The best news to report here isn’t to do with other-worldly lateral grip or physics-defying body control. It’s that, despite its obvious superpowers, the Trophy-R remains a fast Mégane with all of the outstanding facets that we’ve come to revere, given increasingly flavourless rivals.
It hasn’t been warped into a pastiche with a few aspects of its dynamic talent amplified out of all proportion, so much as transported onto a higher level of speed and excitement whole and unaltered.
Which isn’t meant to suggest that the Trophy-R rides like a normal Mégane RS, or is equally easy to guide down a bumpy B-road. You earn your corn in this car. Although the ride isn’t heinously crashy, the suspension is firm and the tyre sidewalls are unsympathetically hard and thin. The wheels skip between short, sharp lumps and bumps when the road surface suddenly turns cruel.
In the meantime, every one of those bumps is felt through the bristling, weighty, scalpel-precise steering and will frequently knock the car slightly off course. Plenty of rival hot hatchbacks make better fast road cars than this, it’s true.
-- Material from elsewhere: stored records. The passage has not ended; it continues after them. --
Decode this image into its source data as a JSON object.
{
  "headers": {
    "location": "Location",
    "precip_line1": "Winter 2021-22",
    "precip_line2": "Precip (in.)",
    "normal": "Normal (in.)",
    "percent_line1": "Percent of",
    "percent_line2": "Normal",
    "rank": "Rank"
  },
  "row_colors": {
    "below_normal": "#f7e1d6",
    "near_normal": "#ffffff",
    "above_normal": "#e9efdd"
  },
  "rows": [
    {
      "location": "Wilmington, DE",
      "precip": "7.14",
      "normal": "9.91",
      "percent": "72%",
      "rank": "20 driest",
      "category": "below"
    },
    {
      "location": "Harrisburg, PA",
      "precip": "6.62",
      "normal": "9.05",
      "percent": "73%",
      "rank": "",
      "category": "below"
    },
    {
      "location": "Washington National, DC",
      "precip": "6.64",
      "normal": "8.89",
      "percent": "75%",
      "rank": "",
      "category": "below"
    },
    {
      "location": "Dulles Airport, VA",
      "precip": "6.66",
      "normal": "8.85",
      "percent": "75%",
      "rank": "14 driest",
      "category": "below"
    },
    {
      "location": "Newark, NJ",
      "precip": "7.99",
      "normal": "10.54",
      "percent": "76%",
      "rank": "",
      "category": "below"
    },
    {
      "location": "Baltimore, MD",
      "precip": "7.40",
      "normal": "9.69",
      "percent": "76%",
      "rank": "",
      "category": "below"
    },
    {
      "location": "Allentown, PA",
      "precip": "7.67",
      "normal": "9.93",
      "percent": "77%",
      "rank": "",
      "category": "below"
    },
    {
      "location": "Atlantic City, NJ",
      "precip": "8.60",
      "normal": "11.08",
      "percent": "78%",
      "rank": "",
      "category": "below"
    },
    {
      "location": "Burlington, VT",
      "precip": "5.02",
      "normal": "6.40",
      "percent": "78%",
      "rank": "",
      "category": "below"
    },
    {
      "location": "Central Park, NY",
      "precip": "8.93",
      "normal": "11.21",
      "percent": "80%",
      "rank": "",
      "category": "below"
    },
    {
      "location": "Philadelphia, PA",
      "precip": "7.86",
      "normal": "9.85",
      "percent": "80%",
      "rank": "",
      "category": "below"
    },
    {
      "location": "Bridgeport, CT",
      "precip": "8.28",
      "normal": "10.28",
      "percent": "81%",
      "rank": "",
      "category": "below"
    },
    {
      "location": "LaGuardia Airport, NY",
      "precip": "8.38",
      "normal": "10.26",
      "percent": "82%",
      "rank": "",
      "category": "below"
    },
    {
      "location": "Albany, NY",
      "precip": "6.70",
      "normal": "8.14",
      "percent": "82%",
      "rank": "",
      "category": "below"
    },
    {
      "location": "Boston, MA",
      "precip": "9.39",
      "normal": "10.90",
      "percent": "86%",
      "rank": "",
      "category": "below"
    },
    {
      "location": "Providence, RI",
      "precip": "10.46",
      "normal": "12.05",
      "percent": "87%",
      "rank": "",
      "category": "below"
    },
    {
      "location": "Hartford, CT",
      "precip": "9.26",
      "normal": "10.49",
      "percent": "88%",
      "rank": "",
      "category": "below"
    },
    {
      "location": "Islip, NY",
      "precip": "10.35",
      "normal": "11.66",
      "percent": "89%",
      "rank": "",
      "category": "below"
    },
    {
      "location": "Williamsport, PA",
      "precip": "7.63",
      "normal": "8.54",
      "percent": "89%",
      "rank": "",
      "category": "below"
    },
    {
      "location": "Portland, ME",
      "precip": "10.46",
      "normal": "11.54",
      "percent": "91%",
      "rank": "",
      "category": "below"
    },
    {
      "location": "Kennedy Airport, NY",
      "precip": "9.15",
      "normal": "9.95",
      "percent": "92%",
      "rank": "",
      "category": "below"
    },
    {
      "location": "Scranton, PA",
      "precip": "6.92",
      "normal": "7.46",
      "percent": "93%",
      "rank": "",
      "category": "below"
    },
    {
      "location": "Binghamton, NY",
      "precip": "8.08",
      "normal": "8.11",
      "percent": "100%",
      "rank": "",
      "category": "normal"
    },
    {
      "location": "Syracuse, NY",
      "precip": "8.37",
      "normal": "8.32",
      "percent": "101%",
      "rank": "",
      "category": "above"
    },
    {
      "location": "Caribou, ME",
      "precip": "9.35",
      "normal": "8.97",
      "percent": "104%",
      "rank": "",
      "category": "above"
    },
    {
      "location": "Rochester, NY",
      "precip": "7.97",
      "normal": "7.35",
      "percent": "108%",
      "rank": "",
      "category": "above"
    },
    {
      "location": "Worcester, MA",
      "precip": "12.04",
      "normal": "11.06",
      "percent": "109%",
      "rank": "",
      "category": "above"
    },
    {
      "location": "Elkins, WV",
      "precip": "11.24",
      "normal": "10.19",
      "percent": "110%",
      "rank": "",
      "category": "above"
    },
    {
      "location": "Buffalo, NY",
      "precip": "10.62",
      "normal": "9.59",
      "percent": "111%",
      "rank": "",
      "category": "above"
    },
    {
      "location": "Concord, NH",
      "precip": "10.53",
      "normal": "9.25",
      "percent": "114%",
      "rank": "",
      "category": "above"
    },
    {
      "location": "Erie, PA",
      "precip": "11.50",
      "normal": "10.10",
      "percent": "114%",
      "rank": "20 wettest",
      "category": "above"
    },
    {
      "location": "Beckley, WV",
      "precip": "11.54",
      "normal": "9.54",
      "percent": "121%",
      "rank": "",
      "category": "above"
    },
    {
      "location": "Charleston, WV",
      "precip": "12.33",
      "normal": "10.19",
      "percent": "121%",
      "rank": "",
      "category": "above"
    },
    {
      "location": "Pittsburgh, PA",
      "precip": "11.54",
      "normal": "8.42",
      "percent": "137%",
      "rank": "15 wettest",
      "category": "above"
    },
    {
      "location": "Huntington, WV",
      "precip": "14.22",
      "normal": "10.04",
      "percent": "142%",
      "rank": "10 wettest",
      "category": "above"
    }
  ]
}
But none is more involving or more devoted to providing tactile vivid thrills when the opportunity presents.
And when it does – on a dry track day with plenty of more powerful machinery to pursue – the Trophy-R’s hardcore temperament serves up an absolute riot of a driving experience. Huge grip levels, feelsome and well balanced controls and benign but still absorbing front-drive handling manners inspire tons of confidence and allow you to carry heroic cornering speeds.